In Jewish tradition, the Divine/God really has no name, for it is that which is beyond naming. On another level, the Divine has a name but it cannot be spoken – this is YHVH or Yud Hey Vav Hey. There are no vowels so Rabbis throughout the ages have struggled with how it would be pronounced. The letters themselves are simply a rush of air, the sound of the breath - the place where man connects to the Divine – where words have no place. 

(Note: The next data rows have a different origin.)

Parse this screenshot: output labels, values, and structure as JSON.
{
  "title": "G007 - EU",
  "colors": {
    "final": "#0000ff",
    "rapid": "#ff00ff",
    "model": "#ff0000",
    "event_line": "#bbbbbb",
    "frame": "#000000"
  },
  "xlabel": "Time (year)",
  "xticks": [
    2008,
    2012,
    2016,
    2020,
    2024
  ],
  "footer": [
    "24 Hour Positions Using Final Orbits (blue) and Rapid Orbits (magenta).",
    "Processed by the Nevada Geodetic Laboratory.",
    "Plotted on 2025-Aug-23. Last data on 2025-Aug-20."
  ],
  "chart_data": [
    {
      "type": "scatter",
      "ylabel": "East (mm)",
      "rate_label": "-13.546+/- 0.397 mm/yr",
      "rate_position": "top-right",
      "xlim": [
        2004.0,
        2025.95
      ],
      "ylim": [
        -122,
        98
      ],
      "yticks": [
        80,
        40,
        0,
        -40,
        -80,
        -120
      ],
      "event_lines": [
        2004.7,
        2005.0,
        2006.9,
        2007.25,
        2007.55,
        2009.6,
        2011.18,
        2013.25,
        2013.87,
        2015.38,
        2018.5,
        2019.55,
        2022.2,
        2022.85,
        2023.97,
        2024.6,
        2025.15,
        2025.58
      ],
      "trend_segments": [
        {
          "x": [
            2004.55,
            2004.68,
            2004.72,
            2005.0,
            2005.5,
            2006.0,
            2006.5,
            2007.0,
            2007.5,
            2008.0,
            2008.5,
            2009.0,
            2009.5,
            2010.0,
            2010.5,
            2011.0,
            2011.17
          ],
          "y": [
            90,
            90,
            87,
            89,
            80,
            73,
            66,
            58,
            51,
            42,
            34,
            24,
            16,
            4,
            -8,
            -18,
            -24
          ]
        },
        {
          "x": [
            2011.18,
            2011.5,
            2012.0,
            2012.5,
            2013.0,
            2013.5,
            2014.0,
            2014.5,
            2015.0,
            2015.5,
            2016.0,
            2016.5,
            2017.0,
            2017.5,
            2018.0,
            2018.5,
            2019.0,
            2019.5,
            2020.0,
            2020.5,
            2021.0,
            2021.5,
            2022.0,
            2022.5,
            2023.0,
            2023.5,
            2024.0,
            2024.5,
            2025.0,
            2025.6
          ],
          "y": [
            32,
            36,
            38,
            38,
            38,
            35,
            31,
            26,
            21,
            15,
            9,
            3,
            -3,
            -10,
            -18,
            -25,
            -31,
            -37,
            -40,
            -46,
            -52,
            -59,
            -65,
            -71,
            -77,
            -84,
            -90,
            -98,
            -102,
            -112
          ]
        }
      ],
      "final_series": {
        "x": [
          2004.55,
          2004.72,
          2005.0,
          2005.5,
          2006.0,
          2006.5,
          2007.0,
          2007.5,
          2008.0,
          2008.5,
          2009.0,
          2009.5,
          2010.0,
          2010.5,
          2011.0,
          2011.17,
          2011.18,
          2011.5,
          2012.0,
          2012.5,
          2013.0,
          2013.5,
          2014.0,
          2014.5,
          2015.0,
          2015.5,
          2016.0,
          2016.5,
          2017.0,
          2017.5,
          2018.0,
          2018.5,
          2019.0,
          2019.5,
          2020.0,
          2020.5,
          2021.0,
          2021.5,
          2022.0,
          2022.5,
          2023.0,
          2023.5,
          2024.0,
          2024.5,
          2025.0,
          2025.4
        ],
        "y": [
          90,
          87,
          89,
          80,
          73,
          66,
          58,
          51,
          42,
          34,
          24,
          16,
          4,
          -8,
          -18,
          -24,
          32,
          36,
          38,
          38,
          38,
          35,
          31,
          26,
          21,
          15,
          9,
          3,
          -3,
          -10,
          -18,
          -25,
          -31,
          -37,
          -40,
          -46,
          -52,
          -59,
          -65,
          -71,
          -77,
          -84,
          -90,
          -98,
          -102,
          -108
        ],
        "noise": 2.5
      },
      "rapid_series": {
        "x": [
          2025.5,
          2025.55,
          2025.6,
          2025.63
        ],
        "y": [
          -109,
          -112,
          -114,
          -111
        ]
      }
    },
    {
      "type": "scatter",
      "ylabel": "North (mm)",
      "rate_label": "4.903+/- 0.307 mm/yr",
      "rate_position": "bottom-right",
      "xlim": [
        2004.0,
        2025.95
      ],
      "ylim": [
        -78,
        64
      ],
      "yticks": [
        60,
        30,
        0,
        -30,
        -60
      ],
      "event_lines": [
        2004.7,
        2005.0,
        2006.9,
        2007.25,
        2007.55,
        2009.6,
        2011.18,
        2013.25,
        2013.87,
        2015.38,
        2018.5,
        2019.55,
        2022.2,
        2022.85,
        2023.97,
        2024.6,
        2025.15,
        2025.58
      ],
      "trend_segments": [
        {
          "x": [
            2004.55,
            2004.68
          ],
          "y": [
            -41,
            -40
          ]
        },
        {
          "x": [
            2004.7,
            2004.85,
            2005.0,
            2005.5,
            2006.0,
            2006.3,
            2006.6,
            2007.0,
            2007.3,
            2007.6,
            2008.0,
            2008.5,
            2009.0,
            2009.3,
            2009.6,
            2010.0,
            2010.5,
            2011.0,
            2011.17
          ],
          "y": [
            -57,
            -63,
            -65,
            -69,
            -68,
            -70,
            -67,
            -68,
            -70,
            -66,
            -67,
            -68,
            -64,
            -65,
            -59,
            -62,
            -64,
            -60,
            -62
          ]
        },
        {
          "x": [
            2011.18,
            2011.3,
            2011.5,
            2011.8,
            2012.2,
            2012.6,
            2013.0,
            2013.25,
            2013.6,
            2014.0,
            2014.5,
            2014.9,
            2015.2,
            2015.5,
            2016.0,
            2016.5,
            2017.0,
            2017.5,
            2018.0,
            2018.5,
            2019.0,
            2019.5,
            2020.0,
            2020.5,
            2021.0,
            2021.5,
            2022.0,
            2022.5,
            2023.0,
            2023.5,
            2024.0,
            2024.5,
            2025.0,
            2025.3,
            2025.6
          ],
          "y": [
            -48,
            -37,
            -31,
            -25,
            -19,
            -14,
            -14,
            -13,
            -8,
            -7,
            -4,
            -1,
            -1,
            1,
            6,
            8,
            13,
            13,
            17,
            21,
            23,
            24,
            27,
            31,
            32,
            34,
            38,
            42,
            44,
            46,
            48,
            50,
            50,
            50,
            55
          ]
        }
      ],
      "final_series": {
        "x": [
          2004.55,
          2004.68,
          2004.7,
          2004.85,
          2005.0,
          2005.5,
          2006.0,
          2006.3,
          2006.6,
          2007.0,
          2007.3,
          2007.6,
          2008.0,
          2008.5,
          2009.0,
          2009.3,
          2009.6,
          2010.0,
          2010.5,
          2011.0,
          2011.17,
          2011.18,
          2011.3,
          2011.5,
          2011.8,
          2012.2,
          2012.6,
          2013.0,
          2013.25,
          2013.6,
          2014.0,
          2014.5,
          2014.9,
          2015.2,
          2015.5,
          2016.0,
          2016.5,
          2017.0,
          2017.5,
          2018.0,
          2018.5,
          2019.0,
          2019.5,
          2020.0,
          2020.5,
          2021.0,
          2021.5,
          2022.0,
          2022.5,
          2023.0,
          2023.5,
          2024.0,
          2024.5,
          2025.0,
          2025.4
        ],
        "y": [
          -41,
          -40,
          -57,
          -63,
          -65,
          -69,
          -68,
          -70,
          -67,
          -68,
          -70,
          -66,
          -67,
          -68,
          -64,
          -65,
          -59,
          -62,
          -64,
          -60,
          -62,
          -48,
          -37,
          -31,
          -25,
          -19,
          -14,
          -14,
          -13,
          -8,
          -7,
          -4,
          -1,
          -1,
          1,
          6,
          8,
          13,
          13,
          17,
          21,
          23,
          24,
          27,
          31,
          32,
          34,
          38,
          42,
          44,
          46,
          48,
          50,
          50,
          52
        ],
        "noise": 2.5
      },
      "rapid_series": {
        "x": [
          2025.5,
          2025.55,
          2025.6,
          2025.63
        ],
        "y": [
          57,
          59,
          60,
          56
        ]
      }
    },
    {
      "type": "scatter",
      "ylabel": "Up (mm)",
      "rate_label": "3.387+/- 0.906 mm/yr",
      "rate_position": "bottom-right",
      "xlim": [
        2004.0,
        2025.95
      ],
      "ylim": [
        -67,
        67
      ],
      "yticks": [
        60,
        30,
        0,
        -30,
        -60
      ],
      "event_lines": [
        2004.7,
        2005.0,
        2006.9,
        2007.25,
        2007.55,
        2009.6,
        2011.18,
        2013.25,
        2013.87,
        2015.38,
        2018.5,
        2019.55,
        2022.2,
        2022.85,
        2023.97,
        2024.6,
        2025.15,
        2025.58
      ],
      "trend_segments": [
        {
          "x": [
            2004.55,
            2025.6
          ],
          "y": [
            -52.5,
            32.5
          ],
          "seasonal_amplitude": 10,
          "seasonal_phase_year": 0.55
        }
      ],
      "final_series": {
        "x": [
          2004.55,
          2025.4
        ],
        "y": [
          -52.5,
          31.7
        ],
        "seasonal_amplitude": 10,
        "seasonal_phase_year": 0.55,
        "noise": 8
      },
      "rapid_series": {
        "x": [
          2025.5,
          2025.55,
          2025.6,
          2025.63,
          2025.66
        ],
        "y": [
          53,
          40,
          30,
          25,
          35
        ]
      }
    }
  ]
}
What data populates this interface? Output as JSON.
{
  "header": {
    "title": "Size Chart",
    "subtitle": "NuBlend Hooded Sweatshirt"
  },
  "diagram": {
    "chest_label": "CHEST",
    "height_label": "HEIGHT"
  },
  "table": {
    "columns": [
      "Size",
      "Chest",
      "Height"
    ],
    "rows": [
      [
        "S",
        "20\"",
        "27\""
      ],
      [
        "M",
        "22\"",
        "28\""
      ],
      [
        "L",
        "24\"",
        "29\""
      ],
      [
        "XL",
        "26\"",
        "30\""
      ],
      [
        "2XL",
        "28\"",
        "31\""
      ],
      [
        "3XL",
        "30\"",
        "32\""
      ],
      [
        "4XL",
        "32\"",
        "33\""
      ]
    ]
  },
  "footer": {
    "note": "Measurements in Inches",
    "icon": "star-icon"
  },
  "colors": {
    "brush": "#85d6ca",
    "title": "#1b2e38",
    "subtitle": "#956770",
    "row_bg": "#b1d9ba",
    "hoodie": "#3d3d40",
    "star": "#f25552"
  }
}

Malidoma Somé says, “Human words cannot encode meaning because human language has access only to the shadow of meaning.”  I am approaching a deep understanding of this. What I am learning now of myself, of the nature of reality, of the nature of the Divine can no longer be brought into casual or even purposeful conversation. It is too big; it doesn’t fit. So I expose myself to it, I feel into it, I know it…and then I put it down and walk away. Or I go to sleep, which seems to be my body’s preferred method of integration these days. In the realm of Spirit, I have given up the ideas of categorization and conclusion – tidy notions that allow me to work comfortably within the grid of pattern and safety. There is no growth for me there; after 48 years in this body, my external conversation around it has grown stale. It no longer serves. And where the words fall short, I enter a place of internal stillness, a vast cathedral of space where everything and nothing exist simultaneously, wordlessly. 

I find my new-found silence a great relief.  I experience myself as more calm and peaceful. Somé says it perfectly. “Peace is letting go – returning to the silence that cannot enter the realm of words because it is too pure to be contained in words. That is why the tree, the stone, the river, the mountain are silent.”